When I’ve looked into precisely what the AI risk researchers believe, the only paper I could find on likely convergent instrumental subgoals modeled the AI as being a disembodied agent with read access to the entire universe, which i find questionable. I agree that yes, if there were a disembodied mind with read access to the entire universe, the ability to write in a few places, and goals that didn’t include “keep humans alive and well”, then we’d be in trouble.
Can you help me find some resources on how embodiment changes the nature of convergent instrumental subgoals? This MIRI paper was the most recent thing i could find but it’s for non-embodied agents. Here is my objection to its conclusion.
The orthogonality thesis is about final goals, not instrumental goals. I think what you’re getting at is the following hypothesis:
“For almost any final goal that an AGI might have, it is instrumentally useful for the AGI to not wipe out humanity, because without humanity keeping the power grid on (etc. etc.), the AGI would not be able to survive and get things done. Therefore we should not expect AGIs to wipe out humanity.”.

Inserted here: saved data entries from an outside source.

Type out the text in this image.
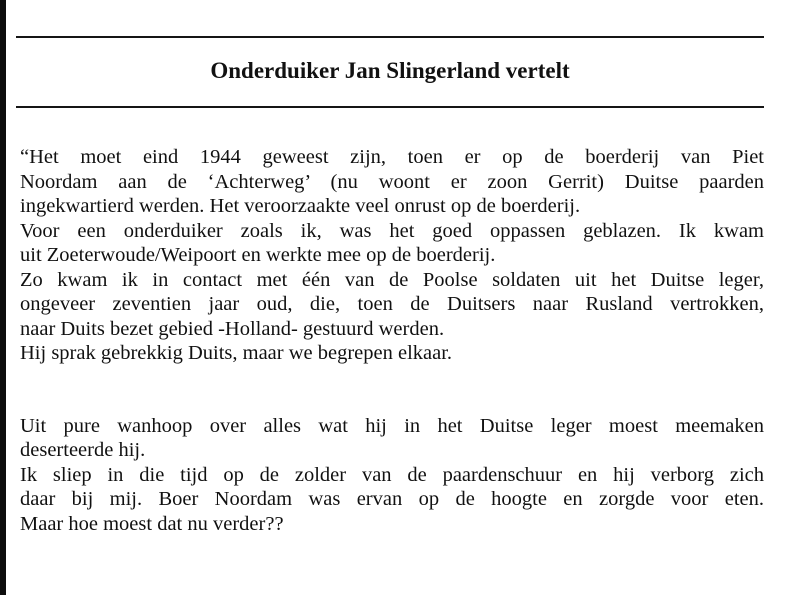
Onderduiker Jan Slingerland vertelt
“Het moet eind 1944 geweest zijn, toen er op de boerderij van Piet
Noordam aan de ‘Achterweg’ (nu woont er zoon Gerrit) Duitse paarden
ingekwartierd werden. Het veroorzaakte veel onrust op de boerderij.
Voor een onderduiker zoals ik, was het goed oppassen geblazen. Ik kwam
uit Zoeterwoude/Weipoort en werkte mee op de boerderij.
Zo kwam ik in contact met één van de Poolse soldaten uit het Duitse leger,
ongeveer zeventien jaar oud, die, toen de Duitsers naar Rusland vertrokken,
naar Duits bezet gebied -Holland- gestuurd werden.
Hij sprak gebrekkig Duits, maar we begrepen elkaar.
Uit pure wanhoop over alles wat hij in het Duitse leger moest meemaken
deserteerde hij.
Ik sliep in die tijd op de zolder van de paardenschuur en hij verborg zich
daar bij mij. Boer Noordam was ervan op de hoogte en zorgde voor eten.
Maar hoe moest dat nu verder??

See for example 1, 2, 3 making that point.
Some counterpoints to that argument would be:
If that claim is true now, and for early AGIs, well it won’t be true forever. Once we have AGIs that are faster and cheaper and more insightful than humans, they will displace humans over more and more of the economy, and relatedly robots will rapidly spread throughout the economy, etc. And when the AGIs are finally in a position to wipe out humans, they will, if they’re misaligned. See for example this Paul Christiano post.

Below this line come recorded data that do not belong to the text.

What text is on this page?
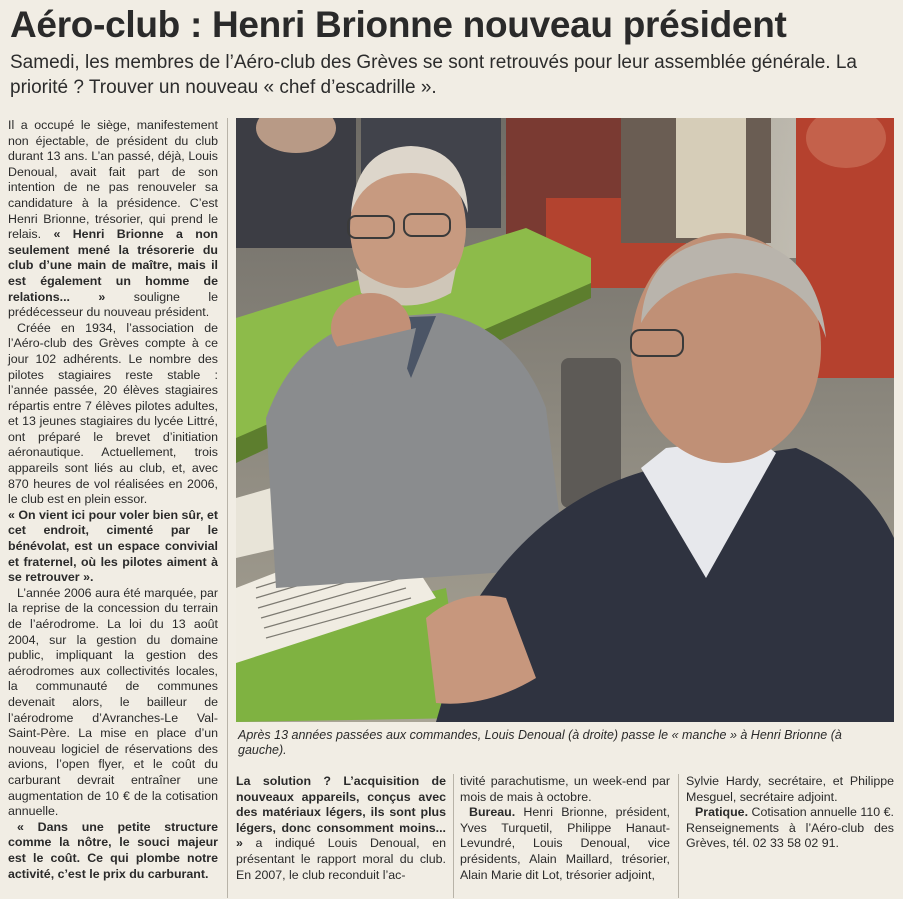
Aéro-club : Henri Brionne nouveau président
Samedi, les membres de l’Aéro-club des Grèves se sont retrouvés pour leur assemblée générale. La priorité ? Trouver un nouveau « chef d’escadrille ».

Il a occupé le siège, manifestement non éjectable, de président du club durant 13 ans. L’an passé, déjà, Louis Denoual, avait fait part de son intention de ne pas renouveler sa candidature à la présidence. C’est Henri Brionne, trésorier, qui prend le relais. « Henri Brionne a non seulement mené la trésorerie du club d’une main de maître, mais il est également un homme de relations... » souligne le prédécesseur du nouveau président.

Créée en 1934, l’association de l’Aéro-club des Grèves compte à ce jour 102 adhérents. Le nombre des pilotes stagiaires reste stable : l’année passée, 20 élèves stagiaires répartis entre 7 élèves pilotes adultes, et 13 jeunes stagiaires du lycée Littré, ont préparé le brevet d’initiation aéronautique. Actuellement, trois appareils sont liés au club, et, avec 870 heures de vol réalisées en 2006, le club est en plein essor.

« On vient ici pour voler bien sûr, et cet endroit, cimenté par le bénévolat, est un espace convivial et fraternel, où les pilotes aiment à se retrouver ».

L’année 2006 aura été marquée, par la reprise de la concession du terrain de l’aérodrome. La loi du 13 août 2004, sur la gestion du domaine public, impliquant la gestion des aérodromes aux collectivités locales, la communauté de communes devenait alors, le bailleur de l’aérodrome d’Avranches-Le Val-Saint-Père. La mise en place d’un nouveau logiciel de réservations des avions, l’open flyer, et le coût du carburant devrait entraîner une augmentation de 10 € de la cotisation annuelle.

« Dans une petite structure comme la nôtre, le souci majeur est le coût. Ce qui plombe notre activité, c’est le prix du carburant.

Après 13 années passées aux commandes, Louis Denoual (à droite) passe le « manche » à Henri Brionne (à gauche).

La solution ? L’acquisition de nouveaux appareils, conçus avec des matériaux légers, ils sont plus légers, donc consomment moins... » a indiqué Louis Denoual, en présentant le rapport moral du club. En 2007, le club reconduit l’ac-

tivité parachutisme, un week-end par mois de mais à octobre.

Bureau. Henri Brionne, président, Yves Turquetil, Philippe Hanaut-Levundré, Louis Denoual, vice présidents, Alain Maillard, trésorier, Alain Marie dit Lot, trésorier adjoint,

Sylvie Hardy, secrétaire, et Philippe Mesguel, secrétaire adjoint.

Pratique. Cotisation annuelle 110 €. Renseignements à l’Aéro-club des Grèves, tél. 02 33 58 02 91.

Even if that claim is true, it doesn’t rule out AGI takeover. It just means that the AGI would take over in a way that doesn’t involve killing all the humans. By the same token, when Stalin took over Russia, he couldn’t run the Russian economy all by himself, and therefore he didn’t literally kill everyone, but he still had a great deal of control. Now imagine that Stalin could live forever, while gradually distributing more and more clones of himself in more and more positions of power, and then replace “Russia” with “everywhere”.

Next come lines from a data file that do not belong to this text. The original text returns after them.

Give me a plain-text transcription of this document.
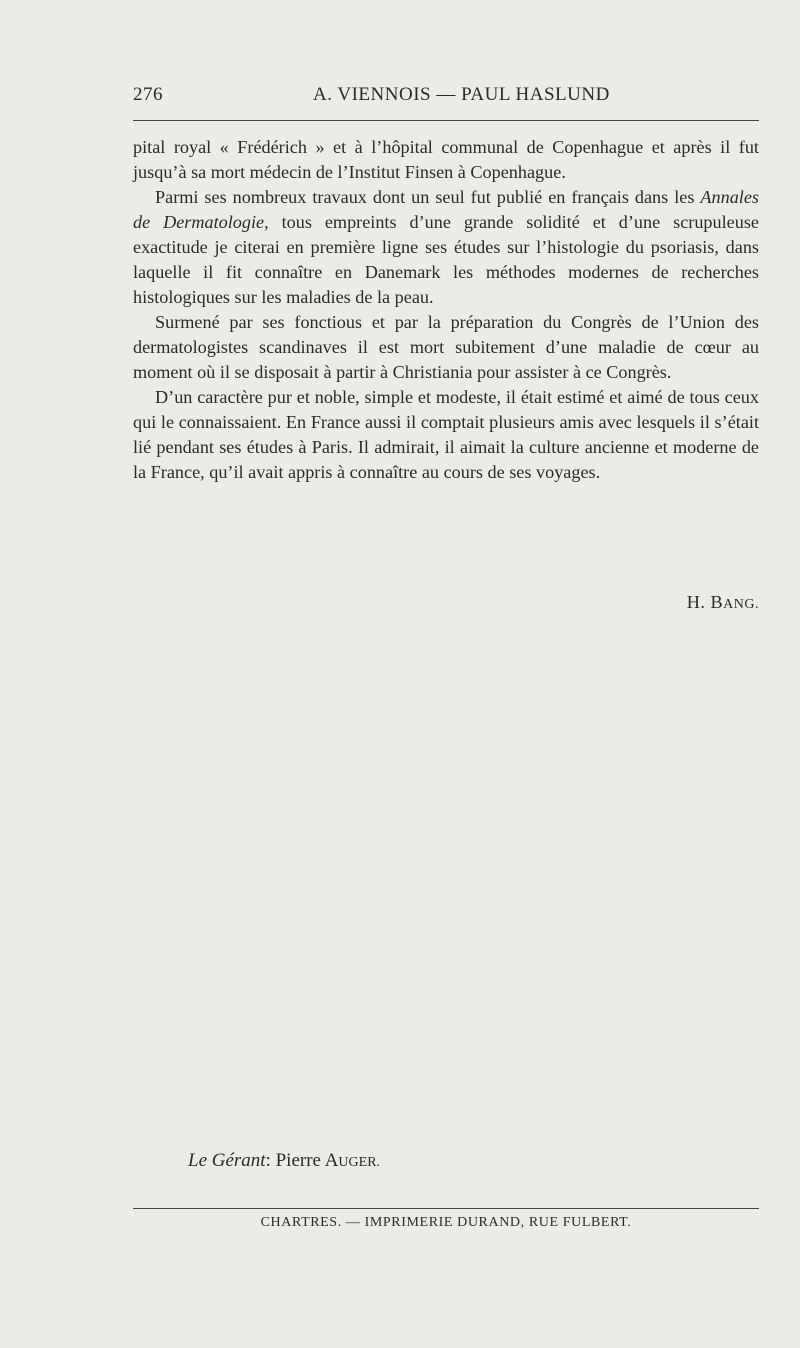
276	A. VIENNOIS — PAUL HASLUND

pital royal « Frédérich » et à l’hôpital communal de Copenhague et après il fut jusqu’à sa mort médecin de l’Institut Finsen à Copenhague.

Parmi ses nombreux travaux dont un seul fut publié en français dans les Annales de Dermatologie, tous empreints d’une grande solidité et d’une scrupuleuse exactitude je citerai en première ligne ses études sur l’histologie du psoriasis, dans laquelle il fit connaître en Danemark les méthodes modernes de recherches histologiques sur les maladies de la peau.

Surmené par ses fonctious et par la préparation du Congrès de l’Union des dermatologistes scandinaves il est mort subitement d’une maladie de cœur au moment où il se disposait à partir à Christiania pour assister à ce Congrès.

D’un caractère pur et noble, simple et modeste, il était estimé et aimé de tous ceux qui le connaissaient. En France aussi il comptait plusieurs amis avec lesquels il s’était lié pendant ses études à Paris. Il admirait, il aimait la culture ancienne et moderne de la France, qu’il avait appris à connaître au cours de ses voyages.

H. BANG.
Le Gérant: Pierre AUGER.
CHARTRES. — IMPRIMERIE DURAND, RUE FULBERT.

Maybe the claim is not true even for early AGIs. For example I was disagreeing with it here. A lot depends on things like how far recursive self-improvement can go, whether human-level human-speed AGI can run on 1 xbox GPU versus a datacenter of 10,000 high-end GPUs, and various questions like that. I would specifically push back on the relevance of “If you start pulling strings on ‘how much of the global economy needs to operate in order to keep a data center functioning’, you end up with a huge portion of the global economy”. There are decisions that trade off between self-sufficiency and convenience / price, and everybody will choose convenience / price. So you can’t figure out the minimal economy that would theoretically support chip production by just looking at the actual economy; you need to think more creatively, just like a person stuck on a desert island will think of resourceful solutions. By analogy, an insanely massive infrastructure across the globe supports my consumption of a chocolate bar for snack just now, but you can’t conclude from that observation that there’s no way for me to have a snack if that massive global infrastructure didn’t exist. I could instead grow grapes in my garden or whatever. Thus, I claim that there are much more expensive and time-consuming ways to get energy and chips and robot parts, that require much less infrastructure and manpower, e.g. e-beam lithography instead of EUV photolithography, and that after an AGI has wiped out humanity, it might well be able to survive indefinitely and gradually work its way up to a civilization of trillions of its clones colonizing the galaxy, starting with these more artisanal solutions, scavenged supplies, and whatever else. At the very least, I think we should have some uncertainty here.